L’écueil opposé à celui dont j’ai parlé jusqu’à présent, menace au contraire le mathématicien qui veut faire la métaphysique de sa science, et exposer la théorie des concepts fondamentaux. Ainsi M. Paul Du Bois-Reymond s’est proposé ce but dans la première partie d’une Théorie générale des fonctions dont il a commencé la publication. C’est un ouvrage au courant des progrès les plus récents de la science, et, par là même, hors de pair parmi les travaux de cette nature qui d’ordinaire ne dépassent pas les théories mathématiques élaborées au commencement de ce siècle. Le volume paru peut être cependant assez facilement compris sans études mathématiques approfondies, et à ce point de vue, il sera d’un grand intérêt pour les philosophes qui ont tant soit peu abordé le calcul infinitésimal. Ils y trouveront des notions dont l’introduction dans la science est toute nouvelle et qui ne vont à rien moins qu’à changer complètement la représentation ordinaire du concept de fonction, ou du moins à la faire considérer comme correspondant seulement à un cas tout particulier. Ils y rencontreront des exemples d’autres cas, d’autres formes de fonctions dont les propriétés semblent uniquement combinées en vue de singuliers paradoxes ; en même temps ils auront des aperçus sur les travaux récents consacrés par M. Georg Cantor à la Théorie des ensembles et qui ont approfondi d’une façon bien inattendue la notion du continu.
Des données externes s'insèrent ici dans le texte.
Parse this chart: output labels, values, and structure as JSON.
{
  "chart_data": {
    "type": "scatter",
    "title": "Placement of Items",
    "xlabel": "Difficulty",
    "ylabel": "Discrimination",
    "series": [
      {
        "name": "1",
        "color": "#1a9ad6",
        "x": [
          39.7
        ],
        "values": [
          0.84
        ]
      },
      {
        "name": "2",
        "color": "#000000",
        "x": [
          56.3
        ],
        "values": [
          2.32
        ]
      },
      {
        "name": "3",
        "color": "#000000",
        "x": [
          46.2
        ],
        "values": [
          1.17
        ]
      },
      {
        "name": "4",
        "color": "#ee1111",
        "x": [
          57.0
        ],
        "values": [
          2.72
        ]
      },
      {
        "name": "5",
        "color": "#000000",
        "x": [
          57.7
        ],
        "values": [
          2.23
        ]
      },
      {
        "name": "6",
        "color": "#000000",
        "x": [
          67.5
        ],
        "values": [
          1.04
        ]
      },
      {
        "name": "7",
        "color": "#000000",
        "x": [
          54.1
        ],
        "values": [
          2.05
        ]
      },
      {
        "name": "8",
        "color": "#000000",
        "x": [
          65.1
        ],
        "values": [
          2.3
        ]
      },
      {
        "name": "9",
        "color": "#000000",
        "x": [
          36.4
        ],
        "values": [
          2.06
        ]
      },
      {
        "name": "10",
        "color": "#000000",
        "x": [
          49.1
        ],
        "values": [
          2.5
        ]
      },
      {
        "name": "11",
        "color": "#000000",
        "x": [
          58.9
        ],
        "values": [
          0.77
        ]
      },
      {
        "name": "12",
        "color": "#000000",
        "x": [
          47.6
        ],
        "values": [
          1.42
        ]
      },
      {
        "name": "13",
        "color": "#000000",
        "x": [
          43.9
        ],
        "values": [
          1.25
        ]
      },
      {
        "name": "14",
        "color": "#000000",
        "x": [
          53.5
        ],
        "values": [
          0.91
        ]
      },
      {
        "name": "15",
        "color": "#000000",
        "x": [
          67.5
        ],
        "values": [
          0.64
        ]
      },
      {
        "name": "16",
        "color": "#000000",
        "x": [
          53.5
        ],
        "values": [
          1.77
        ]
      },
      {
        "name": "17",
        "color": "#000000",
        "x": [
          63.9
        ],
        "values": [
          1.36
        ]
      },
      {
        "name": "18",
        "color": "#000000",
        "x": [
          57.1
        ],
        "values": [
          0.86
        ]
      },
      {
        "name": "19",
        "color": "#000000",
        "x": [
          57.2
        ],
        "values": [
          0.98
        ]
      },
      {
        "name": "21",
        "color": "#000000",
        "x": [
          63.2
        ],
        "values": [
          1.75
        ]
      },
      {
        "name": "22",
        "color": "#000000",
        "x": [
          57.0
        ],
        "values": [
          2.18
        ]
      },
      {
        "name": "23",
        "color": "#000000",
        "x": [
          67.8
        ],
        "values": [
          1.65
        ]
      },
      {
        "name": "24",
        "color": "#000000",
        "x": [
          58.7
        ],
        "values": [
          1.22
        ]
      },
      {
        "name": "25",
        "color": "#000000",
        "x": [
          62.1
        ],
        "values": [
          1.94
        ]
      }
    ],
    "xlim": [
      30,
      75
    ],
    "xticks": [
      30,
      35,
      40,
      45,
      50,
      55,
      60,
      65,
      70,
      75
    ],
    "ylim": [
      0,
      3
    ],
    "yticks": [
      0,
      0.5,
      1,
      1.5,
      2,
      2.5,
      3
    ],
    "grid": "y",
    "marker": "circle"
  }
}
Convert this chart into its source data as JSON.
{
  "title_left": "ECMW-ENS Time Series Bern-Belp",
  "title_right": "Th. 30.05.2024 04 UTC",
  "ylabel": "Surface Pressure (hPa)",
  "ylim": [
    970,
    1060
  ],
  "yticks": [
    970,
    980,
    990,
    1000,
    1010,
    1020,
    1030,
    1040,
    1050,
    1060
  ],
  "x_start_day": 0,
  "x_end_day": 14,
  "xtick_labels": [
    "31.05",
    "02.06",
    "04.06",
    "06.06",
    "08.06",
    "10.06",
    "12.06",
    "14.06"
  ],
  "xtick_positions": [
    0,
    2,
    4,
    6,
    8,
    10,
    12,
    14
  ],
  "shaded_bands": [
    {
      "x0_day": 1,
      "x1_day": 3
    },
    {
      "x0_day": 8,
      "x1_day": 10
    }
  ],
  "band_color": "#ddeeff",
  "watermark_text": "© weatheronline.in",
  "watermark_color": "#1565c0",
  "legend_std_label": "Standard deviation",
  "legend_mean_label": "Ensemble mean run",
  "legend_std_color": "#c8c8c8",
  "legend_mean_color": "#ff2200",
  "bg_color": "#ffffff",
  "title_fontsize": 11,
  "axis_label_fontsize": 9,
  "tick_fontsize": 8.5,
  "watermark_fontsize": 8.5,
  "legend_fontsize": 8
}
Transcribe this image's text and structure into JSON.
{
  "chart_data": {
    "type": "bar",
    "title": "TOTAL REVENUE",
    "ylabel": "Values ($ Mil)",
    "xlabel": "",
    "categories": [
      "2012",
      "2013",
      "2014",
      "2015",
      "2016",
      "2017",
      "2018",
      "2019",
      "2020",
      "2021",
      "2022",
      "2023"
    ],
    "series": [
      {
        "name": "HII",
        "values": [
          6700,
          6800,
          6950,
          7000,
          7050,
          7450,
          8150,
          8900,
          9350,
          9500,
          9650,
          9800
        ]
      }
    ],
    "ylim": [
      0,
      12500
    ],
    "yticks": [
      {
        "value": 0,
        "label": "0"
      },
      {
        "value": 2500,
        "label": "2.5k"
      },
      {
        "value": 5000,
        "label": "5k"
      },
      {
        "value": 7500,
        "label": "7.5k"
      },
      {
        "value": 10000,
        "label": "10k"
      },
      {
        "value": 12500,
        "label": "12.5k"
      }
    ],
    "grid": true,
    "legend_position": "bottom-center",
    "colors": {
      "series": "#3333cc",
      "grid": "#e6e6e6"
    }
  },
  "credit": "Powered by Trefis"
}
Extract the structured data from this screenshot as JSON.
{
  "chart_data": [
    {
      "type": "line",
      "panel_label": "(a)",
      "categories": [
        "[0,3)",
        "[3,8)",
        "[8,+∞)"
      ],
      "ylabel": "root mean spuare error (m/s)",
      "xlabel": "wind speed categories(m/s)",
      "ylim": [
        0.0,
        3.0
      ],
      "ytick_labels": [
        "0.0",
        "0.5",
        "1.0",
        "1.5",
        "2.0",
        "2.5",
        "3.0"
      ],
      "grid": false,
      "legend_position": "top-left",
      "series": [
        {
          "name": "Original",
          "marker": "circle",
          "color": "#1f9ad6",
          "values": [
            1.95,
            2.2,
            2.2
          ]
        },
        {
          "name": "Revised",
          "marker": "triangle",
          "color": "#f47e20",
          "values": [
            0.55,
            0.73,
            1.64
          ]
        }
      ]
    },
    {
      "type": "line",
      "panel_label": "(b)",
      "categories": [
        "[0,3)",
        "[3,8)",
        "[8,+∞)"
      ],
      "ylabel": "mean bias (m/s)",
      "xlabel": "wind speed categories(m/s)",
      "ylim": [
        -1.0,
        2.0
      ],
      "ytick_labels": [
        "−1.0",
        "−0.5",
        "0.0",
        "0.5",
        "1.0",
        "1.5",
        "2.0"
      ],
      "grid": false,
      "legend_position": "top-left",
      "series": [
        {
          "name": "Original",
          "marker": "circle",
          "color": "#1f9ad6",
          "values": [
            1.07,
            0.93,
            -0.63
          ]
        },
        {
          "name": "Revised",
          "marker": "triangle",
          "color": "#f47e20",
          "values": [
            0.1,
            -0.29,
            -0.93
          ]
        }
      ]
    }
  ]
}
Je reviendrai sur ces questions dans une autre occasion, qui me permettra, mieux que celle-ci, de les développer en proportion de l’intérêt qu’elles peuvent exciter dans ce recueil ; je dois aujourd’hui me borner à apprécier l’incursion faite par M. Paul Du Bois-Reymond sur le terrain de la théorie de la connaissance mathématique, pour la discussion des principes du calcul infinitésimal et en particulier de la notion de limite.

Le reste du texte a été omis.